The productivity index is the heart of well-deliverability analysis and links to several neighbouring concepts. It is the slope of the inflow performance relationship, depends fundamentally on reservoir permeability, and is driven by drawdown, the very pressure difference in its denominator. The departure of actual PI from ideal PI is captured by skin, the dimensionless measure of near-wellbore damage or improvement that PI-based flow efficiency is designed to expose.

Real-World WCSB Scenario: A Cardium Well's PI Recovers After Acidizing at Pembina

A Cenovus operations engineer at Pembina tests a Cardium oil well and measures a stabilized rate of 6 m3/d at a drawdown of 1,500 kPa, giving a productivity index of just 0.004 m3/d/kPa, far below the 0.012 expected from offset wells with similar pay.
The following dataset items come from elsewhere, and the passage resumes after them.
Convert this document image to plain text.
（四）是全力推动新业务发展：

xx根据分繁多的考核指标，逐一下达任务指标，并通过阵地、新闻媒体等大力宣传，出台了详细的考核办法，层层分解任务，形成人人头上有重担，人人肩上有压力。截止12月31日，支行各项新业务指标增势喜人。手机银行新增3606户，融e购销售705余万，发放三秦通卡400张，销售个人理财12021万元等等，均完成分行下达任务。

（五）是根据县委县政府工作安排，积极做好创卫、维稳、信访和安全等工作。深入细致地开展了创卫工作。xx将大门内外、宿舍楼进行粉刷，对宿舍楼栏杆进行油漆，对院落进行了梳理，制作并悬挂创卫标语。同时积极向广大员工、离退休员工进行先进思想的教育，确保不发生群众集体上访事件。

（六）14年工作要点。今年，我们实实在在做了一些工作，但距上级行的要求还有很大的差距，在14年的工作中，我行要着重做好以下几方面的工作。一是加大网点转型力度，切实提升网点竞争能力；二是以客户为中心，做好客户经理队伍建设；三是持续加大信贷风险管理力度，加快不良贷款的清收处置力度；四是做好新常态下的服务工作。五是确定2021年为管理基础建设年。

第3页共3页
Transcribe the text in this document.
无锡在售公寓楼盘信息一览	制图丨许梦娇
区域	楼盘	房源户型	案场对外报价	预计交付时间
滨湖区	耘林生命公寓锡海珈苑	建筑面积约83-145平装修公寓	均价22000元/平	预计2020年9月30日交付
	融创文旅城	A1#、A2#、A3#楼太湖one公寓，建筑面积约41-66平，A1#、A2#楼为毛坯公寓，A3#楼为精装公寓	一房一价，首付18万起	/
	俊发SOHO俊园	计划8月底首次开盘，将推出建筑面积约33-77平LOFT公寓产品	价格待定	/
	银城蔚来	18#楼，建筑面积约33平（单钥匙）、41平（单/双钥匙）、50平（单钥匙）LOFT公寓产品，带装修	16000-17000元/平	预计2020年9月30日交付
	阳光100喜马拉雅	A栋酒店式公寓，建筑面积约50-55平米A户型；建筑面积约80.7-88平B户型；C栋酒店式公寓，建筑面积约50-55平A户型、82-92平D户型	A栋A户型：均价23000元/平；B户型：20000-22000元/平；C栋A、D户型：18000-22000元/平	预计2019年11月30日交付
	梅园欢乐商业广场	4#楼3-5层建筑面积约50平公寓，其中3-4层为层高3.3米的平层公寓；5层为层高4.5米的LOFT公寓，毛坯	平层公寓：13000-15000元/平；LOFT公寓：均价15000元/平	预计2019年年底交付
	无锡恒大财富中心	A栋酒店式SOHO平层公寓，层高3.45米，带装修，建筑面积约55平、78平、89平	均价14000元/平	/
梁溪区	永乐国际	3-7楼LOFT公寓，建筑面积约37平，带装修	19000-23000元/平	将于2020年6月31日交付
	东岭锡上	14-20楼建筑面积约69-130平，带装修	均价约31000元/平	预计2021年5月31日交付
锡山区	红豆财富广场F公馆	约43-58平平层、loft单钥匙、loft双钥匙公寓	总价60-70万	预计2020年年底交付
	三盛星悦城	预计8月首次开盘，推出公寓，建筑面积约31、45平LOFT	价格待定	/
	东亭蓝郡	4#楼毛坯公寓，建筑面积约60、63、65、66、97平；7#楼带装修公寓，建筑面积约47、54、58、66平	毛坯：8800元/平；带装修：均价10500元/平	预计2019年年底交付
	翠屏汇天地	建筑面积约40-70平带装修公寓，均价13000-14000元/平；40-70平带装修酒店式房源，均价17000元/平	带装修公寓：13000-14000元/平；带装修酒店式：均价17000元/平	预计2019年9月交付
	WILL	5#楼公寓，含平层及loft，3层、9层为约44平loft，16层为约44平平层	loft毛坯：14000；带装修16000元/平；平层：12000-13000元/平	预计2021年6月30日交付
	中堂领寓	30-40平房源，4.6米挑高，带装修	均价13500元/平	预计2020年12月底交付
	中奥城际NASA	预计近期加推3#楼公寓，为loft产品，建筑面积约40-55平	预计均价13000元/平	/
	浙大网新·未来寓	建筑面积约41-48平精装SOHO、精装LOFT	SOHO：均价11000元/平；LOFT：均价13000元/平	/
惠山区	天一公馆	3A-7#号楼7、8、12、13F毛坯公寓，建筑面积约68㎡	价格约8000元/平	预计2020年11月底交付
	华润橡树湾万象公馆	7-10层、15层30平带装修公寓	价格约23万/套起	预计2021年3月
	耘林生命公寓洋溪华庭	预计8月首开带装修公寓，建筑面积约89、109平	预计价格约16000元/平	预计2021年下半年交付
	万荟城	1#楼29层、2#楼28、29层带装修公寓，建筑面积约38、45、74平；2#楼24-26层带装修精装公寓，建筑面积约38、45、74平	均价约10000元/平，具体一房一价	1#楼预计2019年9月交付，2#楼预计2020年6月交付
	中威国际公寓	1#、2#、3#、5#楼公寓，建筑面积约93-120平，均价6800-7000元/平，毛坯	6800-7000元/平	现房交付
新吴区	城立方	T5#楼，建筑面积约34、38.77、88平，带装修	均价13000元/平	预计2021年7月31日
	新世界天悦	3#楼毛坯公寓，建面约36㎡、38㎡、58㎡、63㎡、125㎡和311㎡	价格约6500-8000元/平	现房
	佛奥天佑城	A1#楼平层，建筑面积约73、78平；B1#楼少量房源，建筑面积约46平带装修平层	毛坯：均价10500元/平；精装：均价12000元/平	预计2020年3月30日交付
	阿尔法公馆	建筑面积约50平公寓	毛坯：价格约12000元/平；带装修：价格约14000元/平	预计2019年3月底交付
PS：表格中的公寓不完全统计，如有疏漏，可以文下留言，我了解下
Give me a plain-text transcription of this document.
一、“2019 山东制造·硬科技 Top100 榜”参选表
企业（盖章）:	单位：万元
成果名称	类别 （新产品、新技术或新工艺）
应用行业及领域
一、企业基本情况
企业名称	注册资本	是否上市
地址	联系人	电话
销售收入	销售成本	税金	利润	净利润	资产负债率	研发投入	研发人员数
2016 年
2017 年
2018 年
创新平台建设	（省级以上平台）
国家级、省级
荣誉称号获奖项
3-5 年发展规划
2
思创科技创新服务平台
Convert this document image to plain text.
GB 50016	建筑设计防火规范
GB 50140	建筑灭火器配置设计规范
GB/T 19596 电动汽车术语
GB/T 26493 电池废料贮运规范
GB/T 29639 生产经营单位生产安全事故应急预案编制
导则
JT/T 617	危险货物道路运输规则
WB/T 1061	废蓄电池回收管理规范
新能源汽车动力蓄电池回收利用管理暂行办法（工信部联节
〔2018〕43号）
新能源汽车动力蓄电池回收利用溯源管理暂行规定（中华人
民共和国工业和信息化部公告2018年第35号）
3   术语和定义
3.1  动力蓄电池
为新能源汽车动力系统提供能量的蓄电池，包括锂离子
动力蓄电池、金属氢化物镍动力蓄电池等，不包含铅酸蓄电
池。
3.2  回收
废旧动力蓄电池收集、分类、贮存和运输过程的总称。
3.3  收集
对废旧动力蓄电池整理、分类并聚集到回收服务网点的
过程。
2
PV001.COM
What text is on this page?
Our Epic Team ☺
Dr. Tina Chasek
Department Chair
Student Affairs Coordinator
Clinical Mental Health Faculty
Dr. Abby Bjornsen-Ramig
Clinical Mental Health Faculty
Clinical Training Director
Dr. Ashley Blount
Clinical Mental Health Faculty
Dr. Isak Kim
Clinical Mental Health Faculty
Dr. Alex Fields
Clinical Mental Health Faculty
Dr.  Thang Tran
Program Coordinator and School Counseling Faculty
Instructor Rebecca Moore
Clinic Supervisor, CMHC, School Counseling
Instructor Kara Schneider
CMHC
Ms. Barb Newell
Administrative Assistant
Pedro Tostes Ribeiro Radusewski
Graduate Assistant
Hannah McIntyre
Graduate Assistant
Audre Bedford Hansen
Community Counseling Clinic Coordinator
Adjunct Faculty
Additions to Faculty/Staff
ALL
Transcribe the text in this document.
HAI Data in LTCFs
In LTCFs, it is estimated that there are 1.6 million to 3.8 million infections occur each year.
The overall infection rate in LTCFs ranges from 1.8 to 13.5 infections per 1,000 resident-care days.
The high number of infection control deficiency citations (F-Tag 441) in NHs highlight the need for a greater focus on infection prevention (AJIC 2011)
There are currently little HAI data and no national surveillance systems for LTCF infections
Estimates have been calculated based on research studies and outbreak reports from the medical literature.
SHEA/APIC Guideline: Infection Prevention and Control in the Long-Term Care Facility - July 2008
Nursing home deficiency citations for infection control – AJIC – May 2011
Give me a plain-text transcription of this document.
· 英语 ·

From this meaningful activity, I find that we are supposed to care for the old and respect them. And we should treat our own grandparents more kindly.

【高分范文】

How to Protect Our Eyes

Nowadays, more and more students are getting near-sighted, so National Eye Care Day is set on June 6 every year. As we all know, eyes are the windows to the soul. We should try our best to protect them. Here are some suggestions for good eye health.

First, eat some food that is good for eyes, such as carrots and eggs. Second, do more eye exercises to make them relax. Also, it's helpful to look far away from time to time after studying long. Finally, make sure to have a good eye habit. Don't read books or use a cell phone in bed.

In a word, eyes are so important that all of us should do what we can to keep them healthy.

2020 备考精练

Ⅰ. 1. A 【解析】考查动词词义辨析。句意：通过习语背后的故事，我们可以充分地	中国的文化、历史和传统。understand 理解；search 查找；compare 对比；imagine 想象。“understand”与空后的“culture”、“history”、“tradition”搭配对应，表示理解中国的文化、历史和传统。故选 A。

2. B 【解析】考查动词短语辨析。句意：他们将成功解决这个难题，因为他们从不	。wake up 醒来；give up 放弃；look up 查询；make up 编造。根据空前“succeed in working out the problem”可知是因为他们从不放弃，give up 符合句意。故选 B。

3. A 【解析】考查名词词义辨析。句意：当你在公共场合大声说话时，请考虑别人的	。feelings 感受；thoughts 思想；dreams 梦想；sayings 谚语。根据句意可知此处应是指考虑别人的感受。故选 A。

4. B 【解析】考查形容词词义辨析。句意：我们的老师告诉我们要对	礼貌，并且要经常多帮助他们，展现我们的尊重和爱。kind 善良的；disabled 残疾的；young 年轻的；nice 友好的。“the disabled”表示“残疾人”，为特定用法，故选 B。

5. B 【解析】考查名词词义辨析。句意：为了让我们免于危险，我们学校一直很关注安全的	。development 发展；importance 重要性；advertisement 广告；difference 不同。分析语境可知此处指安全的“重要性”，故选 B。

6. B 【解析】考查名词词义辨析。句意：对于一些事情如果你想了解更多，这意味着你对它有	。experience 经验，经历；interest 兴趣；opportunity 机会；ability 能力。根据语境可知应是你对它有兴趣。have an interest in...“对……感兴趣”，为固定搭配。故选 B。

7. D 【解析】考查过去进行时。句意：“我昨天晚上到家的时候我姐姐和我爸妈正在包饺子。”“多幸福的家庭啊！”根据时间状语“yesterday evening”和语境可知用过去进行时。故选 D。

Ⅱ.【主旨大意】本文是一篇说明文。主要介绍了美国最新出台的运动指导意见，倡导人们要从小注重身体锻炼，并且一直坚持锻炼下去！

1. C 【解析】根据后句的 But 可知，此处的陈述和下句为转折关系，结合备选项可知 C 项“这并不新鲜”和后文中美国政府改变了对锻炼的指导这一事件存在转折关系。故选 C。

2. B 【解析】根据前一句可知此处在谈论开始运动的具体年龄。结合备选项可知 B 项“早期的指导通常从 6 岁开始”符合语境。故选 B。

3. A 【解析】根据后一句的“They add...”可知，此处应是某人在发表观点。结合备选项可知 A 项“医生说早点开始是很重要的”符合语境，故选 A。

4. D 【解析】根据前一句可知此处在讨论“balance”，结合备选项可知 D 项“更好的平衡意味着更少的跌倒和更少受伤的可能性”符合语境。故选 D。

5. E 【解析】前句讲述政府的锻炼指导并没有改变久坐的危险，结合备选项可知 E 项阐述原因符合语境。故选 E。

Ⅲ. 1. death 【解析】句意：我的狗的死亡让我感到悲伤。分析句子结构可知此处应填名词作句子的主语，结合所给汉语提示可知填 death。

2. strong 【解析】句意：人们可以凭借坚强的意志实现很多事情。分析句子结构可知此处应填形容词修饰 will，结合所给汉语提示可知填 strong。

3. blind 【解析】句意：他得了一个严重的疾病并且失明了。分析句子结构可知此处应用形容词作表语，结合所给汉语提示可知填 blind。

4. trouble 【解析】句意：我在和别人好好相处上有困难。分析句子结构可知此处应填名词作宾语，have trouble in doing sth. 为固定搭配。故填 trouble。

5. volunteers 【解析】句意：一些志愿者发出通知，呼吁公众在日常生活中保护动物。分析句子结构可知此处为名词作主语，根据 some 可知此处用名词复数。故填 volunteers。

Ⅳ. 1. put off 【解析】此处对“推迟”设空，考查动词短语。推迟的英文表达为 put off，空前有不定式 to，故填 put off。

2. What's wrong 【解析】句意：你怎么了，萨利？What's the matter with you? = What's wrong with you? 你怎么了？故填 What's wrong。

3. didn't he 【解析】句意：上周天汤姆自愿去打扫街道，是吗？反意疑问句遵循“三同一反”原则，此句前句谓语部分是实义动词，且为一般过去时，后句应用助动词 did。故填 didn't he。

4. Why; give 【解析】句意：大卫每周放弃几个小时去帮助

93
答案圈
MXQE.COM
The low flow efficiency points to near-wellbore damage from drilling-mud invasion rather than poor rock, so the team designs a matrix acid treatment at a cost of about CAD 120,000.

After the acid job the well retests at 16 m3/d for the same 1,500 kPa drawdown, a PI of 0.0107 m3/d/kPa, nearly tripling deliverability and confirming the original limitation was damage, not reservoir quality. The PI gain pays out the treatment in under a month and validates rolling the same stimulation across the Cardium pool.